KDOT awards $13.8 million in alternative projects, biggest to Flint Hills Trail near Ottawa

Capitol Bureau

TOPEKA, Kan. (KSNT) – Millions of federal transportation dollars are heading to communities across the state. The new money is geared toward improvements that won’t look like your typical road construction.

Projects will focus on walking and biking. The biggest award of $5.5 million will go toward improvements on the Flint Hills Trail.

Just outside of the city of Ottawa, the trail, which is 117 miles long and was created in place of old railroad tracks, will be connected so people won’t have to get off the path for a two-mile detour.

Local officials say the trail brings people to the city from across the country.

“I think it’s an exciting thing for our community, I do think it’s a transformation. I think it’s an opportunity for families to do something together when they’re not looking at their phones,” said Ottawa Mayor Sara Caylor.

On Thursday, Governor Laura Kelly and state leaders announced $13.8 million in transportation alternative projects shown below.

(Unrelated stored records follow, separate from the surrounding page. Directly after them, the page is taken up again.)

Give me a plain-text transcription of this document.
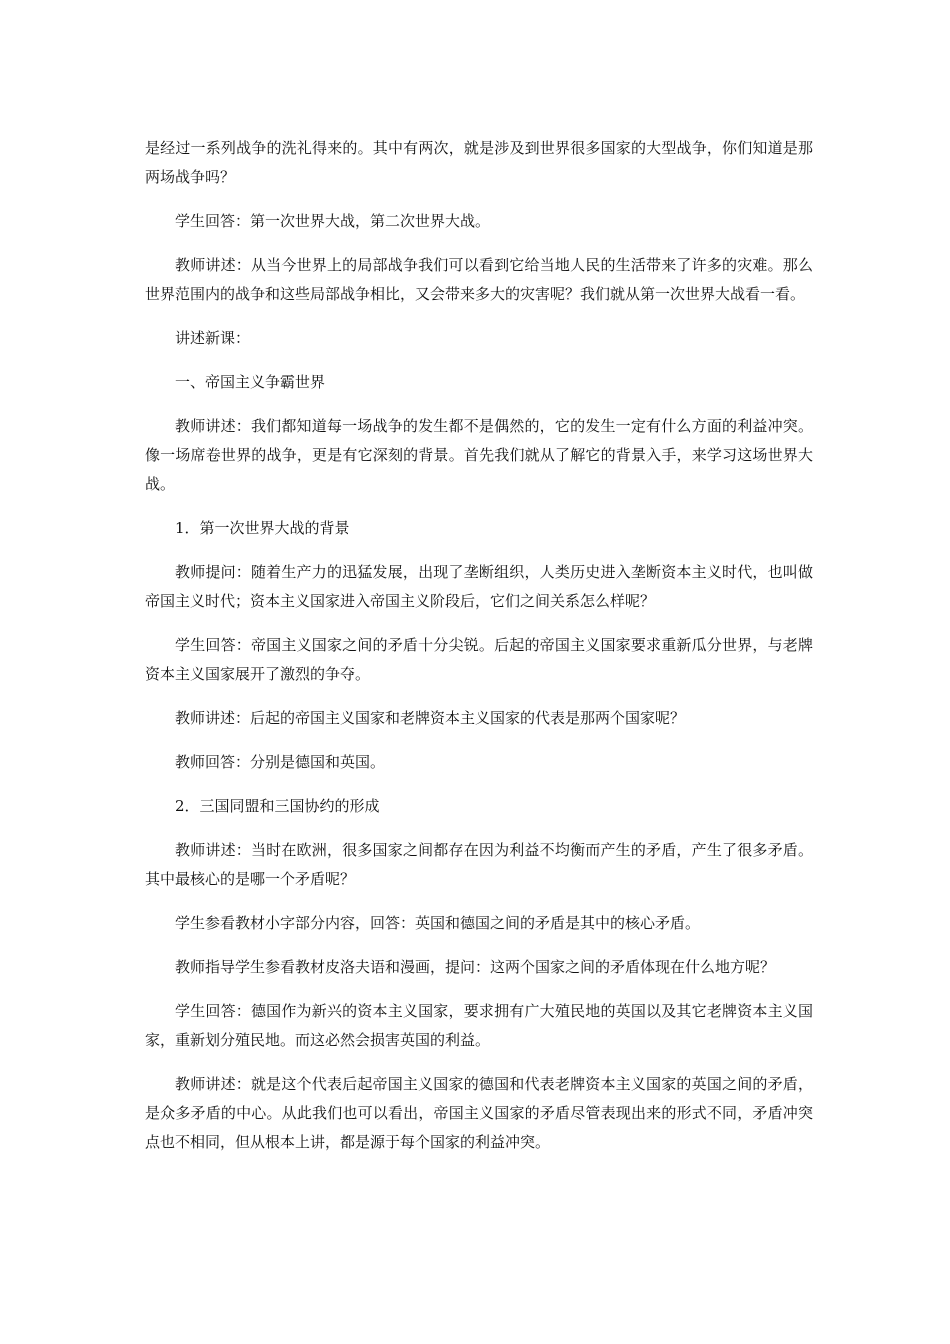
是经过一系列战争的洗礼得来的。其中有两次，就是涉及到世界很多国家的大型战争，你们知道是那两场战争吗？

学生回答：第一次世界大战，第二次世界大战。

教师讲述：从当今世界上的局部战争我们可以看到它给当地人民的生活带来了许多的灾难。那么世界范围内的战争和这些局部战争相比，又会带来多大的灾害呢？我们就从第一次世界大战看一看。

讲述新课：

一、帝国主义争霸世界

教师讲述：我们都知道每一场战争的发生都不是偶然的，它的发生一定有什么方面的利益冲突。像一场席卷世界的战争，更是有它深刻的背景。首先我们就从了解它的背景入手，来学习这场世界大战。

1．第一次世界大战的背景

教师提问：随着生产力的迅猛发展，出现了垄断组织，人类历史进入垄断资本主义时代，也叫做帝国主义时代；资本主义国家进入帝国主义阶段后，它们之间关系怎么样呢？

学生回答：帝国主义国家之间的矛盾十分尖锐。后起的帝国主义国家要求重新瓜分世界，与老牌资本主义国家展开了激烈的争夺。

教师讲述：后起的帝国主义国家和老牌资本主义国家的代表是那两个国家呢？

教师回答：分别是德国和英国。

2．三国同盟和三国协约的形成

教师讲述：当时在欧洲，很多国家之间都存在因为利益不均衡而产生的矛盾，产生了很多矛盾。其中最核心的是哪一个矛盾呢？

学生参看教材小字部分内容，回答：英国和德国之间的矛盾是其中的核心矛盾。

教师指导学生参看教材皮洛夫语和漫画，提问：这两个国家之间的矛盾体现在什么地方呢？

学生回答：德国作为新兴的资本主义国家，要求拥有广大殖民地的英国以及其它老牌资本主义国家，重新划分殖民地。而这必然会损害英国的利益。

教师讲述：就是这个代表后起帝国主义国家的德国和代表老牌资本主义国家的英国之间的矛盾，是众多矛盾的中心。从此我们也可以看出，帝国主义国家的矛盾尽管表现出来的形式不同，矛盾冲突点也不相同，但从根本上讲，都是源于每个国家的利益冲突。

Kansas Department of Transportation Secretary Julie Lorenz said highways will continue to be the backbone of the state’s system, but these projects address different modes of travel.

“I think we absolutely are seeing, particularly as we come out of COVID, a renewed interest in our health and safety,” Lorenz said.

Some of the 18 projects are about more than just quality of life though, they focus on keeping Kansans alive.

“Make it safer for children to walk or bike to school. They’ll add sidewalks that will allow Kansans to walk, bike or use a wheelchair to access essential services like grocery stores or healthcare clinics,” Governor Laura Kelly said. “They’ll expand recreational opportunities for Kansans to encourage healthier lifestyles.”

In Ottawa’s case, officials said because the city is at the intersection of two major trails, the improvements will attract even more people to visit.

“We are excited when individuals come and find us, and then want to spend just a little bit more of their time here,” Caylor said.

“We’re excited when we can give people opportunities to get out and enjoy the beauty of what we’ve got here in our community, and here in Kansas,” she said.

In addition to the federal money, more than $3 million from the state and local governments is helping pay for projects. They could start construction in the summer of 2022.

The state will open up applications for the next round of projects in spring of 2022.